A message (traditionally left by past Roadtrip Nation participants for future ones), written on the door of one of the RVs declares in part: "This trip can never give you all the answers, it never could, but it has given me the questions".
GETTING THERE IS HALF THE FUN
Actor Ewan McGregor said his own forays into roadtripping were "the most extraordinary thing that's ever happened to me", -this from an award-winning movie star who thrice played Jedi Obi-Wan Kenobi.
McGregor first climbed aboard his motorcycle alongside his friend Charley Boorman back in 2004 for the "Long Way Round Trip" a 20,000 mile ride from London to New York, via Asia and Alaska.
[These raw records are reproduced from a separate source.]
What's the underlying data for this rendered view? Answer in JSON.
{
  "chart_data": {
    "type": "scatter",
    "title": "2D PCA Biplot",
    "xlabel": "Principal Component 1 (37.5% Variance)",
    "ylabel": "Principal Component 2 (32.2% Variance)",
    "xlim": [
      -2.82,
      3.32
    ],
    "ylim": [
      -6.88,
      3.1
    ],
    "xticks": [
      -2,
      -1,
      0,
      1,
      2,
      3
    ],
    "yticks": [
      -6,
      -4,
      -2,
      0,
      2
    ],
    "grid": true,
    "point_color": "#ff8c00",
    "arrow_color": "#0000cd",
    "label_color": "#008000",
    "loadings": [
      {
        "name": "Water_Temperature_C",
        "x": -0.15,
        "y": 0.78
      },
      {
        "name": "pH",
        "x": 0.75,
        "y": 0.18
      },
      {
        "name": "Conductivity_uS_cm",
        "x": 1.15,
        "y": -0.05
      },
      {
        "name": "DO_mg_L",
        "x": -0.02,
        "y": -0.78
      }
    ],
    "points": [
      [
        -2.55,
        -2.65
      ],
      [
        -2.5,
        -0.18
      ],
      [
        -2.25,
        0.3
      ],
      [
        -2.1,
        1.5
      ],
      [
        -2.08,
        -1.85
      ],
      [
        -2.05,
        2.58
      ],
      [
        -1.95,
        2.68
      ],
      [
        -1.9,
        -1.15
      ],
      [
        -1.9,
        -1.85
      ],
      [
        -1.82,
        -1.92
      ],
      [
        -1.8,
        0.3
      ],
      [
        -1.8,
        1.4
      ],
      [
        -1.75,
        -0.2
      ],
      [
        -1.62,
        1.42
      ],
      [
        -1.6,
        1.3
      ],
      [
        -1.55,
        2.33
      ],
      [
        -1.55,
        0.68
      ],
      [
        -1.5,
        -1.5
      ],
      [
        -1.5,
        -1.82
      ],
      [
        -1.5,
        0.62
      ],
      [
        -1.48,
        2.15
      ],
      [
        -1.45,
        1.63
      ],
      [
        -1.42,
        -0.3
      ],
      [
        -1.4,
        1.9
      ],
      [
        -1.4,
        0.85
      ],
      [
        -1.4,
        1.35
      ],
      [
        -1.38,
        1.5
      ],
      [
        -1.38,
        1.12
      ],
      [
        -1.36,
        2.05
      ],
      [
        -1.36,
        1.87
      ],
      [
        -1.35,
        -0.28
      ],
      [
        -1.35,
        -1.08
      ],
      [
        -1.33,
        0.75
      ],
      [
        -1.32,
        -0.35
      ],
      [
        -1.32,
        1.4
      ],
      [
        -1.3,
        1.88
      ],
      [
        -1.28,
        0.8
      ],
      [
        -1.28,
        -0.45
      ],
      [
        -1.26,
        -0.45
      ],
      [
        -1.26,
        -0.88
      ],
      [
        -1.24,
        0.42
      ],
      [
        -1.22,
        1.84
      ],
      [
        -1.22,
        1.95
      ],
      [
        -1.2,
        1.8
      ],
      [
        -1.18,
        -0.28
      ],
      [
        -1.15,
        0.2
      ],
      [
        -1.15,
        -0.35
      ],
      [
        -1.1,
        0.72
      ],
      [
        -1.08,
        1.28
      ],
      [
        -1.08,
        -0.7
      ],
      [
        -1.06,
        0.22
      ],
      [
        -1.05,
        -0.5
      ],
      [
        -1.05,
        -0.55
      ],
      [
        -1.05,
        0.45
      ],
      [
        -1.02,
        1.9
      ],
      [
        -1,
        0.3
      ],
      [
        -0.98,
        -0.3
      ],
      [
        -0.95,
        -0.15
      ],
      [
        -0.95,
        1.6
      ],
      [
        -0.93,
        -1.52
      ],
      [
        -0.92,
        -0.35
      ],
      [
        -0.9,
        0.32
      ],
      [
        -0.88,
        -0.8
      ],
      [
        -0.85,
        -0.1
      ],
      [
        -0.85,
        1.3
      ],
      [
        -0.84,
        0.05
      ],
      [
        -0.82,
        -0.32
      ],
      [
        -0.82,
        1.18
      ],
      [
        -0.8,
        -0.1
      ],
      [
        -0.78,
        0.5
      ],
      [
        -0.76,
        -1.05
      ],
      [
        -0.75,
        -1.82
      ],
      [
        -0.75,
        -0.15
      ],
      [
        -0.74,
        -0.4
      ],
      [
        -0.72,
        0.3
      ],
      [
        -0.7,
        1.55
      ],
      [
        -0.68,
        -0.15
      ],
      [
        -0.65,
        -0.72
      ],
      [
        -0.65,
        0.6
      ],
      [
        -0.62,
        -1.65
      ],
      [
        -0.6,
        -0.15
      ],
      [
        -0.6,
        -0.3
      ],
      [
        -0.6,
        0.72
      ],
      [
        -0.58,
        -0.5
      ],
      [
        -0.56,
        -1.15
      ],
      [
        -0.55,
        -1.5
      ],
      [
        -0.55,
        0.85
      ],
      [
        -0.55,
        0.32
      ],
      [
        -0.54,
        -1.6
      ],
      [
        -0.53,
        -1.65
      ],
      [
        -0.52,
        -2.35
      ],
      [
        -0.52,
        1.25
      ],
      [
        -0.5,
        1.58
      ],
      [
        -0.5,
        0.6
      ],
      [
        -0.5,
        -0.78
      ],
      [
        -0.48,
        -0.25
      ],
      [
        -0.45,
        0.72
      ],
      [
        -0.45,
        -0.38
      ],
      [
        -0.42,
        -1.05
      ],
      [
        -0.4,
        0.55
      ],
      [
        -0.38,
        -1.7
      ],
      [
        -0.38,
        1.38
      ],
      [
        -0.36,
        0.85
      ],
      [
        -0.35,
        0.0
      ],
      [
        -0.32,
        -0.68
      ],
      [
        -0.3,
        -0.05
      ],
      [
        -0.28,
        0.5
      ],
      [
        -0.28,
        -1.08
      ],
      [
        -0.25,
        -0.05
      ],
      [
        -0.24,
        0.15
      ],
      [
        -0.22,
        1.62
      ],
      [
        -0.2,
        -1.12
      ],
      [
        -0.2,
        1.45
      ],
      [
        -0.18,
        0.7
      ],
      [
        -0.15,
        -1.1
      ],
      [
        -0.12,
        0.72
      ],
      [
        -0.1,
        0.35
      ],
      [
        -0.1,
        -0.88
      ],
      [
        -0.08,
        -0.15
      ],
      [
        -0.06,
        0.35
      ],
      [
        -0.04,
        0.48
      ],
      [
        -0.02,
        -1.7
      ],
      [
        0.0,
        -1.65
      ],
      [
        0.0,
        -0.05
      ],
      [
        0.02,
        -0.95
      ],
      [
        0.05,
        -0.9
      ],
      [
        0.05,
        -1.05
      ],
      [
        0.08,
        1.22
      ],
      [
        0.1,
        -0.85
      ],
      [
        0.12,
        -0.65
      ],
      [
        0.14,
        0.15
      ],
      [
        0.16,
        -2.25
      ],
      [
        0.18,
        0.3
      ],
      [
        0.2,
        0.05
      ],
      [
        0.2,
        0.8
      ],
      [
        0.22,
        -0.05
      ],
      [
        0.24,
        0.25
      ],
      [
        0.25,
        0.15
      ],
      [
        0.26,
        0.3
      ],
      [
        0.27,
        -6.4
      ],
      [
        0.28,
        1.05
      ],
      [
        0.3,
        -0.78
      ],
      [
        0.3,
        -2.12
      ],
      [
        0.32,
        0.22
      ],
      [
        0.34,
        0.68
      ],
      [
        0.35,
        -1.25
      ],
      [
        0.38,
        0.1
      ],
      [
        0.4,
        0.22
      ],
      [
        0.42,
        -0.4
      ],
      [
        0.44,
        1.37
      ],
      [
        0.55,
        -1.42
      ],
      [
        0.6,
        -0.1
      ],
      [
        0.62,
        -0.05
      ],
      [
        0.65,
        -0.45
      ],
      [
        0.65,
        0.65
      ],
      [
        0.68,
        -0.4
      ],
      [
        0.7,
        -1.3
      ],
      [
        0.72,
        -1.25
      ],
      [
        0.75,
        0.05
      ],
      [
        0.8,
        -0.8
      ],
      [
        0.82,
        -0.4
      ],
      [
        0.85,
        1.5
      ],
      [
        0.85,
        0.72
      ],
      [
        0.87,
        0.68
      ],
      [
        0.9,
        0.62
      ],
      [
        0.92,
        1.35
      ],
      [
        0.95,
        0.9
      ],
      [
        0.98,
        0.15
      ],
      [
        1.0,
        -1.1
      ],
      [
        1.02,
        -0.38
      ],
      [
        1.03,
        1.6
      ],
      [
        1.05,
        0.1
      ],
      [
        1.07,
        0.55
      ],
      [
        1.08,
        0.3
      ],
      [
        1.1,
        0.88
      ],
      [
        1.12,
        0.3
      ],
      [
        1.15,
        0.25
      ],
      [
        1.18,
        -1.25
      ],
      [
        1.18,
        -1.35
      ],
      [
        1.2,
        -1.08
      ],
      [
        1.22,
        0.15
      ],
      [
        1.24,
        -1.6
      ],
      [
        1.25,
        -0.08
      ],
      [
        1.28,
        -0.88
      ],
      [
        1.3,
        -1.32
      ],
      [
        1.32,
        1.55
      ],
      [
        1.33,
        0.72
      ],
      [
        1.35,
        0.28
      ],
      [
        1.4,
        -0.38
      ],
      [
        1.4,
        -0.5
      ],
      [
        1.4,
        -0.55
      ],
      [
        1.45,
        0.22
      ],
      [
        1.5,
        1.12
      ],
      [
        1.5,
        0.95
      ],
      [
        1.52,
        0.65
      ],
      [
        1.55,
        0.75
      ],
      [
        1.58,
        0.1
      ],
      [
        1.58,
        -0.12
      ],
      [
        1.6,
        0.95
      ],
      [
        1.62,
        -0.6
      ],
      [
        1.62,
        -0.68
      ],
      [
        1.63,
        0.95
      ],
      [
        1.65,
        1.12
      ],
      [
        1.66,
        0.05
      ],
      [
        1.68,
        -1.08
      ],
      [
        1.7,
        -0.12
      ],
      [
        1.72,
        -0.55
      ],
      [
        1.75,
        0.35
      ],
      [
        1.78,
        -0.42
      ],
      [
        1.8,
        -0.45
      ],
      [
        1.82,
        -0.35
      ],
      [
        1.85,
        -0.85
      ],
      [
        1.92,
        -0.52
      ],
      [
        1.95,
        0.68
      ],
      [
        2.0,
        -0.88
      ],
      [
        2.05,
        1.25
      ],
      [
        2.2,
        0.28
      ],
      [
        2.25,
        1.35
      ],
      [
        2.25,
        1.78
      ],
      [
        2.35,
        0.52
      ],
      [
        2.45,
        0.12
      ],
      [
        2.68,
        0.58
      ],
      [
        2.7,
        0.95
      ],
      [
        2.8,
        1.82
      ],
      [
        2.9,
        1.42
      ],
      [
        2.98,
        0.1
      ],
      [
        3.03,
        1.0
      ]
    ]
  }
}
The pair then set out again in 2007 on a 15,000 mile ride from John O'Groats, Scotland to Cape Town, South Africa, with both journeys bringing attention to UNICEF's humanitarian efforts in such places as Ukraine, Mongolia, Uganda and Malawi.
Granted, not everyone can mount "life-changing" international roadtrips like McGregor's which covered thousands of miles and spawned documentaries, books, DVDs, and CDs plus an interactive website. But a roadtrip, no matter the destination or purpose, truly is something that must be experienced.
"Wandering around our America has changed me more than I thought. I am not me any more. At least I'm not the same me I was." The Motorcycle Diaries
There's a reason "Go on a road trip" is an aspiration that ranks high on so many life lists. Riding those "horses of gas and steel" is a unique experience and, just as the song says, once you've had a taste of going places you've never been and seeing things you may never see again, you just can't wait to get on the road again.